M. Boulet prend soin de rappeler que le gouvernement fédéral doit traiter plus de 10 000 demandes de résidence permanente soumises en 2020 et 2021 par des personnes qui ont été sélectionnées par le gouvernement québécois, maîtrisent la langue française et occupent un emploi. « Il faut que ça débloque », répète l’élu caquiste. « On va se rencontrer toutes les trois semaines ou tous les mois, martèle-t-il, faisant référence à son homologue fédéral, Sean Fraser. On se distingue en politique par le suivi qu’on fait de nos dossiers. »

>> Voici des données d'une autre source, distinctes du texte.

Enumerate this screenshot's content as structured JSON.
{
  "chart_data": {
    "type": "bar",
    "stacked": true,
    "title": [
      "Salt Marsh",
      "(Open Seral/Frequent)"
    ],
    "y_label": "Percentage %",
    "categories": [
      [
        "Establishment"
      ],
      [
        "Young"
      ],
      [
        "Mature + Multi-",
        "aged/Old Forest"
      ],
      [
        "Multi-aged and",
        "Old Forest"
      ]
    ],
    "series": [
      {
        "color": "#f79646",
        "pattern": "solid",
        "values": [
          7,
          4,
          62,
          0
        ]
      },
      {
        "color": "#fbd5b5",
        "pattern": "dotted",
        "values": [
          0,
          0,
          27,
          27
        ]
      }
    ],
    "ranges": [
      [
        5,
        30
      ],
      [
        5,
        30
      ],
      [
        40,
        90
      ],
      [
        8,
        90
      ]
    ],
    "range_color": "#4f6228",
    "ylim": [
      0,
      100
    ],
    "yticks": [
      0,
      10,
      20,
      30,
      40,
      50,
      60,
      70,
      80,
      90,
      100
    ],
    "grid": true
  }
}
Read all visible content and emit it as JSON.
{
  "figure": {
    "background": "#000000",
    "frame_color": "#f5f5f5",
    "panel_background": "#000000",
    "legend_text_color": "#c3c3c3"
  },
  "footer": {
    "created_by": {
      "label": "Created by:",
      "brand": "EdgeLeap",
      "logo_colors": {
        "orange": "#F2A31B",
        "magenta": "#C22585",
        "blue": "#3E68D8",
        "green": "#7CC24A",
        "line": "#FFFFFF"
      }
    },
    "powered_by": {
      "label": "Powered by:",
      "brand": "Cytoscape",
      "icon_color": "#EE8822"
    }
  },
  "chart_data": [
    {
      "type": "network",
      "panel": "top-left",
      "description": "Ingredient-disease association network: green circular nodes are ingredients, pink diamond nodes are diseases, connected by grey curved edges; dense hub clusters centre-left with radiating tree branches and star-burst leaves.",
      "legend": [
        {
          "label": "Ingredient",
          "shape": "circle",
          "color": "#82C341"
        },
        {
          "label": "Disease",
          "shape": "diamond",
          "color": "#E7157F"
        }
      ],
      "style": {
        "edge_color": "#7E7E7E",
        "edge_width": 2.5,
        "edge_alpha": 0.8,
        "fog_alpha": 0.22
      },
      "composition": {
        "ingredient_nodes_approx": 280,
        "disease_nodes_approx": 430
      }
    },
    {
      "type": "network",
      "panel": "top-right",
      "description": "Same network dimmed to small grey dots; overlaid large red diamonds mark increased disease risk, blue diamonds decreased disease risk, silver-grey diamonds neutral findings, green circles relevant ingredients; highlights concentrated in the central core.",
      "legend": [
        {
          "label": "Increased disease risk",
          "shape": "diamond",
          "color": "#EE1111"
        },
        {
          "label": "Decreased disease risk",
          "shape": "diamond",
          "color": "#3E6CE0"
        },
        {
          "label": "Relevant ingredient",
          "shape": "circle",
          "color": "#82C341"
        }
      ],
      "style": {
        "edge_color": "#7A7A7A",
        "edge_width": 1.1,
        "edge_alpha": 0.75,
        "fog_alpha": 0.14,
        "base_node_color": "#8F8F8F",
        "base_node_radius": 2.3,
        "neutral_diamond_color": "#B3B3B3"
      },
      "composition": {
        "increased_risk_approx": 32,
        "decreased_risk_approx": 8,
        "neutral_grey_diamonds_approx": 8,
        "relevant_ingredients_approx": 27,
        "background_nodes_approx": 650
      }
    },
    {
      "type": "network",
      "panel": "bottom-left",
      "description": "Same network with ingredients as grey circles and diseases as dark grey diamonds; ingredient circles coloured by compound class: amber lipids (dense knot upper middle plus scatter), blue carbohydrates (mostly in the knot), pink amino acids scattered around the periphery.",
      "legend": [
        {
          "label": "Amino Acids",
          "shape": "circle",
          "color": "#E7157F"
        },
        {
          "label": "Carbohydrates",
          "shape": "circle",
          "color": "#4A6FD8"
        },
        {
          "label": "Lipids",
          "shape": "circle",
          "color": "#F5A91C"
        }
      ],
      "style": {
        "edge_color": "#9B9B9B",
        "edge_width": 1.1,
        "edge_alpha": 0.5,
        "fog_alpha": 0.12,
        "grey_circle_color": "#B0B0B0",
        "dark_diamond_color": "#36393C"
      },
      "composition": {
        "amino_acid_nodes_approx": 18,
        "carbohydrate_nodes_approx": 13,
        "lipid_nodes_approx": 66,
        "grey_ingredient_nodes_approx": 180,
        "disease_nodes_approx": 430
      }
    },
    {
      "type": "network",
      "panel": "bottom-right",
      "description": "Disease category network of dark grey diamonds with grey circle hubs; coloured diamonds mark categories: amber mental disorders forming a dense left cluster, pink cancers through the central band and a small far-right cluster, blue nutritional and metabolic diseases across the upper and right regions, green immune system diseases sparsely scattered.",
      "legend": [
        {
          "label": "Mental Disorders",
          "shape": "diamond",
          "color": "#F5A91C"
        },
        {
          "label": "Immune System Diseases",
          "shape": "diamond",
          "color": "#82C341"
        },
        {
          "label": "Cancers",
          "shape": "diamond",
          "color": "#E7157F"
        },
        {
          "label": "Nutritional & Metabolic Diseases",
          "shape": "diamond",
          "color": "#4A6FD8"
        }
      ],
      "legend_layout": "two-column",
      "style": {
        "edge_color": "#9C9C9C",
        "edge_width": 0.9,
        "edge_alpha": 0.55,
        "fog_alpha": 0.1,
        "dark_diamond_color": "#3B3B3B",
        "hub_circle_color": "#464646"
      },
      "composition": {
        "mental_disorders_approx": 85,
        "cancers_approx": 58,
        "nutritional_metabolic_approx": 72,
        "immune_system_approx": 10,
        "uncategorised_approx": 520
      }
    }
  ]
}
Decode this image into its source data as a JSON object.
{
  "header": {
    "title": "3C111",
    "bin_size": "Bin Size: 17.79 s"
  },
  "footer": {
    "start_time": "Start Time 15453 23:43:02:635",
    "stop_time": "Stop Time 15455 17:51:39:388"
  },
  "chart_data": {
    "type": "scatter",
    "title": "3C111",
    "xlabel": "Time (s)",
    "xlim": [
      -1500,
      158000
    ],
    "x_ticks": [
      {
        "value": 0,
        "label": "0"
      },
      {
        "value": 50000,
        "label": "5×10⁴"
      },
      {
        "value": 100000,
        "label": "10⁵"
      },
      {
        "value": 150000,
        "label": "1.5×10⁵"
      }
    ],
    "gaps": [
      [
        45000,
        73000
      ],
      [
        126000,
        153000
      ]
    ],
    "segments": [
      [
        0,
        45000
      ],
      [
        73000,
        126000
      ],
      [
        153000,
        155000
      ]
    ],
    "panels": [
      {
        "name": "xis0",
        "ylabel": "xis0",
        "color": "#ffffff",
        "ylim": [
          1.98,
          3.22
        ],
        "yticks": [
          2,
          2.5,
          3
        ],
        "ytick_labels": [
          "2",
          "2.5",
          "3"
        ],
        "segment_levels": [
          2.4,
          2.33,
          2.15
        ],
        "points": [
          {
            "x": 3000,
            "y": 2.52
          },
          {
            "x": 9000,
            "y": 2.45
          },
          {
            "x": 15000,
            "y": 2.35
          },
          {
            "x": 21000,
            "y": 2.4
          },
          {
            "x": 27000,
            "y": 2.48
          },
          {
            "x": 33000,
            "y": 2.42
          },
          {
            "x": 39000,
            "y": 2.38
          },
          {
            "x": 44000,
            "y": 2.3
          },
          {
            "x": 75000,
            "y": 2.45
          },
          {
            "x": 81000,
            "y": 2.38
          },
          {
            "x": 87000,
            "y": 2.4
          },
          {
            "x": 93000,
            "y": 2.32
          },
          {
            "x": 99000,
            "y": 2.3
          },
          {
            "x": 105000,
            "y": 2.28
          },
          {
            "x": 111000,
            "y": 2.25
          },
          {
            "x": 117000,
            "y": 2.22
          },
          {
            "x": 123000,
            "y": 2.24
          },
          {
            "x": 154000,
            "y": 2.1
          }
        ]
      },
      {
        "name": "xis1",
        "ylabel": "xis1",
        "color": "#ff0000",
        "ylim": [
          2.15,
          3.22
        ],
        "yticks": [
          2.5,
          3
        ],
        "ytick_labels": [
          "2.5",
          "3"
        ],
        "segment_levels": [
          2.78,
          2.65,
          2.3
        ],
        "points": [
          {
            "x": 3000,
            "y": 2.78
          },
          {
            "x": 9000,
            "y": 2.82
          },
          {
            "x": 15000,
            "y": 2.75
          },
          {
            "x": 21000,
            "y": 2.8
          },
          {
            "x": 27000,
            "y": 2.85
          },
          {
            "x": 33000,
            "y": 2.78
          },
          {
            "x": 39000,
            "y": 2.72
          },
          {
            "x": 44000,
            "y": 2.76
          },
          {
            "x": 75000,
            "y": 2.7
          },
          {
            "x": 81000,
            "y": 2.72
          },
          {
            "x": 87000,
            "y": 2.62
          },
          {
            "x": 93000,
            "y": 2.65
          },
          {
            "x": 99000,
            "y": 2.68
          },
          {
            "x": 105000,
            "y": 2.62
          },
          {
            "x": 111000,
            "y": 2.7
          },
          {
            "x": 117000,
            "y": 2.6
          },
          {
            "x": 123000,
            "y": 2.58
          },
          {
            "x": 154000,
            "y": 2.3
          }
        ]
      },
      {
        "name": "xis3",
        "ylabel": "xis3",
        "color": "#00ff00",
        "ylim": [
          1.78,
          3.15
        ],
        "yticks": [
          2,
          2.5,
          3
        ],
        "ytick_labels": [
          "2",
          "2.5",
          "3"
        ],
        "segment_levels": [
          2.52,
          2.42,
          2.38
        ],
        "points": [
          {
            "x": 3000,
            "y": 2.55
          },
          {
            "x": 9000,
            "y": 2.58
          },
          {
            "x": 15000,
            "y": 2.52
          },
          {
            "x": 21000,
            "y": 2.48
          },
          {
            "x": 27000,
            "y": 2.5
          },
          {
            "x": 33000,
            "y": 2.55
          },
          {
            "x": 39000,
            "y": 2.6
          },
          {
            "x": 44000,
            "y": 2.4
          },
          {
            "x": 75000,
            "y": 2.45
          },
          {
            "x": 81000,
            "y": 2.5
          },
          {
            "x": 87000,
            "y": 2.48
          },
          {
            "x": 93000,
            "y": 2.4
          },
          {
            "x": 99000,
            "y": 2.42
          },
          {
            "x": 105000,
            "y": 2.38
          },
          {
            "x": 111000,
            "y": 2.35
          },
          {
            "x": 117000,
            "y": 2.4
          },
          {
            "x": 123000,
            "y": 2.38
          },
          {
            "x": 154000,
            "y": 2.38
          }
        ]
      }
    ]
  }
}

Au cours des prochains mois, il compte également rivaliser d’adresse pour attirer, toutes proportions gardées, plus d’étudiants étrangers francophones, y voyant une mesure « critique pour assurer la vitalité du français ». « Il faut éviter tout, tout processus d’anglicisation », insiste le ministre responsable de la région de la Mauricie.
« Avec les années, je suis devenu, je suis assez nationaliste », fait remarquer l’ancien militant du Parti libéral du Canada (PLC). Durant « la lutte intestine » entre Jean Chrétien et Paul Martin, il s’était rangé derrière le second. L’« intelligence », le « potentiel » et l’« ambition » du ministre des Finances qui aspirait à devenir premier ministre l’« impressionn[aient] ».
Au PLC, Jean Boulet s’était lié d’amitié avec Pablo Rodriguez et Jean Lapierre, duquel il a notamment retenu que « ce n’est pas uniquement ce qu’on a fait qui est important, c’est ce qu’on va faire ».